まつ出版 (MBC21横浜支局)

かるたで見る戸塚

『俳句で綴る泉区郷土かるた』(まつ出版刊)より
作 小島貞雄
絵 安西春代


【猫の踊場伝説】中田町
 昔、戸塚宿に水本屋という醤油屋があり、その家にたくさんあった手拭いが毎晩一本ずつなくなる。不思議に思った主人が手拭に紐をつけ、その先を自分の手に結んで寝た。寝ついた頃手応えがあり、見ると飼猫のトラがくわえて逃げようとする。主人は飛び起きて追ったが、猫がいったい手拭を何に使うのかと不思議に思った。
 数日後、主人が中田に用事があって峠道を通りかかると、たくさんの猫が踊りながら「おい今夜はトラがいないぞ」「本当だ、水本のトラがいない」「あいつ今夜家で熱いおじやを喰わされて舌にやけどをしたと言っていたぜ」「トラがいなくては調子が出ないな」と口々に騒いでいる。主人はびっくりして飛んで帰り家人に訊ねた。やはりおじやを喰わせたという。そこで手拭のなくなる謎がやっと解けた。周辺の町や村から集まって来た猫たちはそれぞれに手拭をかぶり、四方山話に花を咲かせながら毎晩のように踊り続けた。

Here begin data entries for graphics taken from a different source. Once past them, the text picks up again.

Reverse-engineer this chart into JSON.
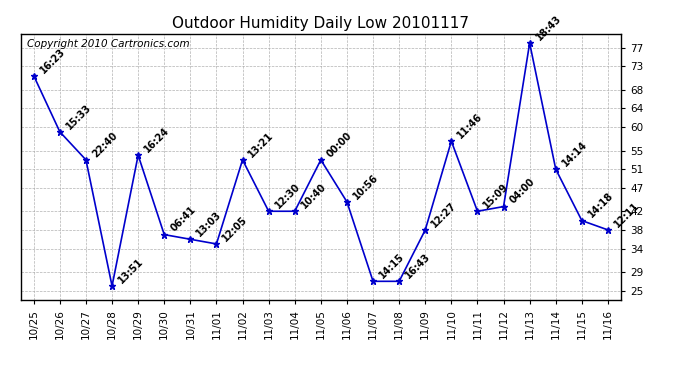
{
  "title": "Outdoor Humidity Daily Low 20101117",
  "copyright_text": "Copyright 2010 Cartronics.com",
  "background_color": "#ffffff",
  "line_color": "#0000cc",
  "marker_color": "#0000cc",
  "grid_color": "#aaaaaa",
  "dates": [
    "10/25",
    "10/26",
    "10/27",
    "10/28",
    "10/29",
    "10/30",
    "10/31",
    "11/01",
    "11/02",
    "11/03",
    "11/04",
    "11/05",
    "11/06",
    "11/07",
    "11/08",
    "11/09",
    "11/10",
    "11/11",
    "11/12",
    "11/13",
    "11/14",
    "11/15",
    "11/16"
  ],
  "values": [
    71,
    59,
    53,
    26,
    54,
    37,
    36,
    35,
    53,
    42,
    42,
    53,
    44,
    27,
    27,
    38,
    57,
    42,
    43,
    78,
    51,
    40,
    38
  ],
  "times": [
    "16:23",
    "15:33",
    "22:40",
    "13:51",
    "16:24",
    "06:41",
    "13:03",
    "12:05",
    "13:21",
    "12:30",
    "10:40",
    "00:00",
    "10:56",
    "14:15",
    "16:43",
    "12:27",
    "11:46",
    "15:09",
    "04:00",
    "18:43",
    "14:14",
    "14:18",
    "12:11"
  ],
  "yticks": [
    25,
    29,
    34,
    38,
    42,
    47,
    51,
    55,
    60,
    64,
    68,
    73,
    77
  ],
  "ylim": [
    23,
    80
  ],
  "title_fontsize": 11,
  "label_fontsize": 7,
  "tick_fontsize": 7.5,
  "copyright_fontsize": 7.5
}
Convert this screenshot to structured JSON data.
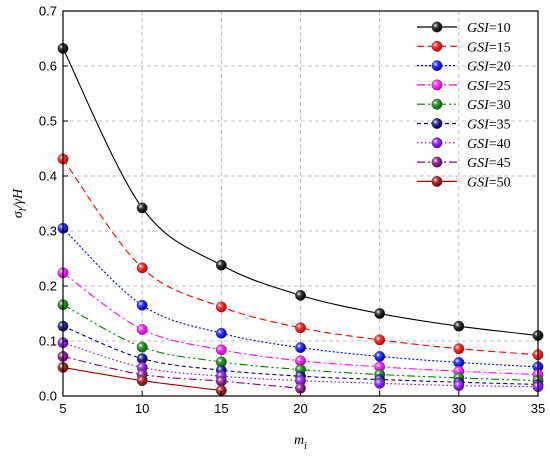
{
  "chart_data": {
    "type": "line",
    "title": "",
    "xlabel": "m",
    "xlabel_sub": "i",
    "ylabel": "σ",
    "ylabel_sub": "l",
    "ylabel_suffix": "/γH",
    "xlim": [
      5,
      35
    ],
    "ylim": [
      0.0,
      0.7
    ],
    "xticks": [
      5,
      10,
      15,
      20,
      25,
      30,
      35
    ],
    "yticks": [
      0.0,
      0.1,
      0.2,
      0.3,
      0.4,
      0.5,
      0.6,
      0.7
    ],
    "ytick_labels": [
      "0.0",
      "0.1",
      "0.2",
      "0.3",
      "0.4",
      "0.5",
      "0.6",
      "0.7"
    ],
    "grid": true,
    "legend_position": "top-right",
    "series": [
      {
        "name_prefix": "GSI",
        "name_suffix": "=10",
        "color": "#000000",
        "dash": "solid",
        "x": [
          5,
          10,
          15,
          20,
          25,
          30,
          35
        ],
        "values": [
          0.632,
          0.342,
          0.238,
          0.183,
          0.15,
          0.127,
          0.11
        ]
      },
      {
        "name_prefix": "GSI",
        "name_suffix": "=15",
        "color": "#ff0000",
        "dash": "dashed",
        "x": [
          5,
          10,
          15,
          20,
          25,
          30,
          35
        ],
        "values": [
          0.431,
          0.233,
          0.162,
          0.124,
          0.102,
          0.086,
          0.075
        ]
      },
      {
        "name_prefix": "GSI",
        "name_suffix": "=20",
        "color": "#0000ff",
        "dash": "dotted",
        "x": [
          5,
          10,
          15,
          20,
          25,
          30,
          35
        ],
        "values": [
          0.305,
          0.165,
          0.114,
          0.088,
          0.072,
          0.061,
          0.053
        ]
      },
      {
        "name_prefix": "GSI",
        "name_suffix": "=25",
        "color": "#ff00ff",
        "dash": "dashdot",
        "x": [
          5,
          10,
          15,
          20,
          25,
          30,
          35
        ],
        "values": [
          0.224,
          0.121,
          0.084,
          0.064,
          0.053,
          0.045,
          0.039
        ]
      },
      {
        "name_prefix": "GSI",
        "name_suffix": "=30",
        "color": "#008000",
        "dash": "dashdotdot",
        "x": [
          5,
          10,
          15,
          20,
          25,
          30,
          35
        ],
        "values": [
          0.166,
          0.089,
          0.062,
          0.048,
          0.039,
          0.033,
          0.028
        ]
      },
      {
        "name_prefix": "GSI",
        "name_suffix": "=35",
        "color": "#000080",
        "dash": "shortdash",
        "x": [
          5,
          10,
          15,
          20,
          25,
          30,
          35
        ],
        "values": [
          0.127,
          0.068,
          0.047,
          0.036,
          0.03,
          0.025,
          0.021
        ]
      },
      {
        "name_prefix": "GSI",
        "name_suffix": "=40",
        "color": "#8000ff",
        "dash": "shortdot",
        "x": [
          5,
          10,
          15,
          20,
          25,
          30,
          35
        ],
        "values": [
          0.097,
          0.052,
          0.036,
          0.028,
          0.023,
          0.019,
          0.017
        ]
      },
      {
        "name_prefix": "GSI",
        "name_suffix": "=45",
        "color": "#800080",
        "dash": "dashdot",
        "x": [
          5,
          10,
          15,
          20
        ],
        "values": [
          0.072,
          0.039,
          0.027,
          0.014
        ]
      },
      {
        "name_prefix": "GSI",
        "name_suffix": "=50",
        "color": "#a00000",
        "dash": "solid",
        "x": [
          5,
          10,
          15
        ],
        "values": [
          0.052,
          0.028,
          0.01
        ]
      }
    ]
  }
}
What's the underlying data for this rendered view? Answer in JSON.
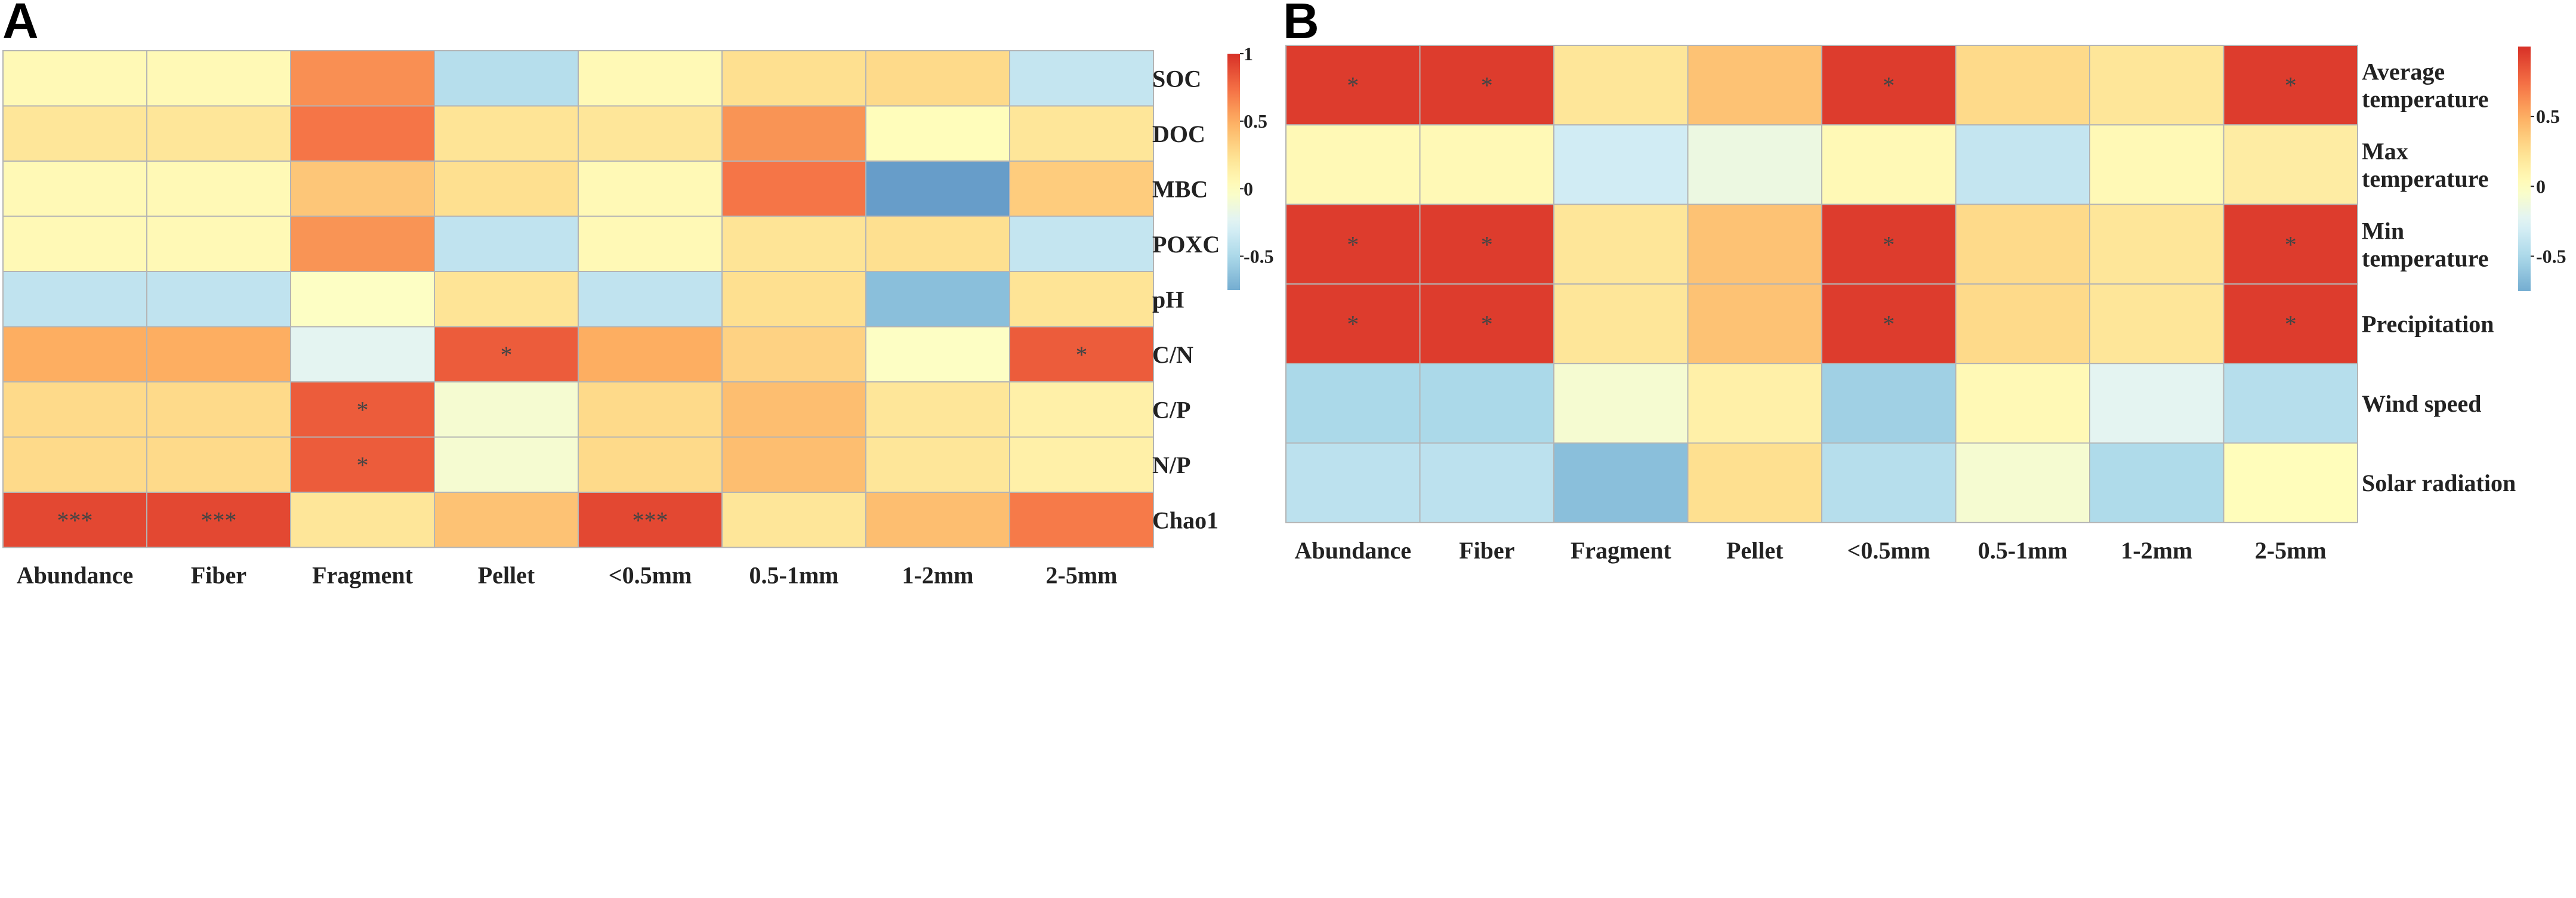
{
  "chart_data": [
    {
      "type": "heatmap",
      "panel": "A",
      "columns": [
        "Abundance",
        "Fiber",
        "Fragment",
        "Pellet",
        "<0.5mm",
        "0.5-1mm",
        "1-2mm",
        "2-5mm"
      ],
      "rows": [
        "SOC",
        "DOC",
        "MBC",
        "POXC",
        "pH",
        "C/N",
        "C/P",
        "N/P",
        "Chao1"
      ],
      "values": [
        [
          0.05,
          0.05,
          0.62,
          -0.45,
          0.05,
          0.25,
          0.28,
          -0.38
        ],
        [
          0.2,
          0.2,
          0.72,
          0.22,
          0.2,
          0.6,
          0.02,
          0.2
        ],
        [
          0.05,
          0.05,
          0.38,
          0.25,
          0.05,
          0.72,
          -0.82,
          0.35
        ],
        [
          0.05,
          0.05,
          0.6,
          -0.4,
          0.05,
          0.22,
          0.25,
          -0.38
        ],
        [
          -0.4,
          -0.4,
          -0.02,
          0.22,
          -0.4,
          0.25,
          -0.65,
          0.22
        ],
        [
          0.5,
          0.5,
          -0.22,
          0.82,
          0.5,
          0.32,
          -0.02,
          0.82
        ],
        [
          0.28,
          0.28,
          0.82,
          -0.08,
          0.28,
          0.42,
          0.2,
          0.12
        ],
        [
          0.28,
          0.28,
          0.82,
          -0.08,
          0.28,
          0.42,
          0.2,
          0.12
        ],
        [
          0.9,
          0.9,
          0.2,
          0.4,
          0.9,
          0.2,
          0.42,
          0.7
        ]
      ],
      "annotations": [
        [
          "",
          "",
          "",
          "",
          "",
          "",
          "",
          ""
        ],
        [
          "",
          "",
          "",
          "",
          "",
          "",
          "",
          ""
        ],
        [
          "",
          "",
          "",
          "",
          "",
          "",
          "",
          ""
        ],
        [
          "",
          "",
          "",
          "",
          "",
          "",
          "",
          ""
        ],
        [
          "",
          "",
          "",
          "",
          "",
          "",
          "",
          ""
        ],
        [
          "",
          "",
          "",
          "*",
          "",
          "",
          "",
          "*"
        ],
        [
          "",
          "",
          "*",
          "",
          "",
          "",
          "",
          ""
        ],
        [
          "",
          "",
          "*",
          "",
          "",
          "",
          "",
          ""
        ],
        [
          "***",
          "***",
          "",
          "",
          "***",
          "",
          "",
          ""
        ]
      ],
      "colorbar": {
        "min": -0.75,
        "max": 1,
        "ticks": [
          1,
          0.5,
          0,
          -0.5
        ],
        "tick_labels": [
          "1",
          "0.5",
          "0",
          "-0.5"
        ]
      }
    },
    {
      "type": "heatmap",
      "panel": "B",
      "columns": [
        "Abundance",
        "Fiber",
        "Fragment",
        "Pellet",
        "<0.5mm",
        "0.5-1mm",
        "1-2mm",
        "2-5mm"
      ],
      "rows": [
        [
          "Average",
          "temperature"
        ],
        [
          "Max",
          "temperature"
        ],
        [
          "Min",
          "temperature"
        ],
        [
          "Precipitation"
        ],
        [
          "Wind speed"
        ],
        [
          "Solar radiation"
        ]
      ],
      "values": [
        [
          0.95,
          0.95,
          0.2,
          0.4,
          0.95,
          0.28,
          0.2,
          0.95
        ],
        [
          0.05,
          0.05,
          -0.32,
          -0.15,
          0.05,
          -0.38,
          0.05,
          0.15
        ],
        [
          0.95,
          0.95,
          0.2,
          0.4,
          0.95,
          0.28,
          0.2,
          0.95
        ],
        [
          0.95,
          0.95,
          0.2,
          0.4,
          0.95,
          0.28,
          0.2,
          0.95
        ],
        [
          -0.5,
          -0.5,
          -0.08,
          0.12,
          -0.55,
          0.05,
          -0.22,
          -0.45
        ],
        [
          -0.42,
          -0.42,
          -0.65,
          0.25,
          -0.45,
          -0.08,
          -0.48,
          0.02
        ]
      ],
      "annotations": [
        [
          "*",
          "*",
          "",
          "",
          "*",
          "",
          "",
          "*"
        ],
        [
          "",
          "",
          "",
          "",
          "",
          "",
          "",
          ""
        ],
        [
          "*",
          "*",
          "",
          "",
          "*",
          "",
          "",
          "*"
        ],
        [
          "*",
          "*",
          "",
          "",
          "*",
          "",
          "",
          "*"
        ],
        [
          "",
          "",
          "",
          "",
          "",
          "",
          "",
          ""
        ],
        [
          "",
          "",
          "",
          "",
          "",
          "",
          "",
          ""
        ]
      ],
      "colorbar": {
        "min": -0.75,
        "max": 1,
        "ticks": [
          0.5,
          0,
          -0.5
        ],
        "tick_labels": [
          "0.5",
          "0",
          "-0.5"
        ]
      }
    }
  ],
  "colors": [
    "#4575b4",
    "#74add1",
    "#abd9e9",
    "#e0f3f8",
    "#ffffbf",
    "#fee090",
    "#fdae61",
    "#f46d43",
    "#d73027"
  ],
  "labels": {
    "panel_a": "A",
    "panel_b": "B"
  }
}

以来このあたりを踊場(おどりば)とよぶようになった。


小島貞雄著『長後街道繪巻』(まつ出版刊)より

俳句で綴る 泉区郷土かるた
【を】踊場伝説(中田町)
【と】彦坂小刑部館跡(岡津町)
【よ】横根の競馬(和泉町)
【や】焼米搗き(境川、柏尾川流域一帯)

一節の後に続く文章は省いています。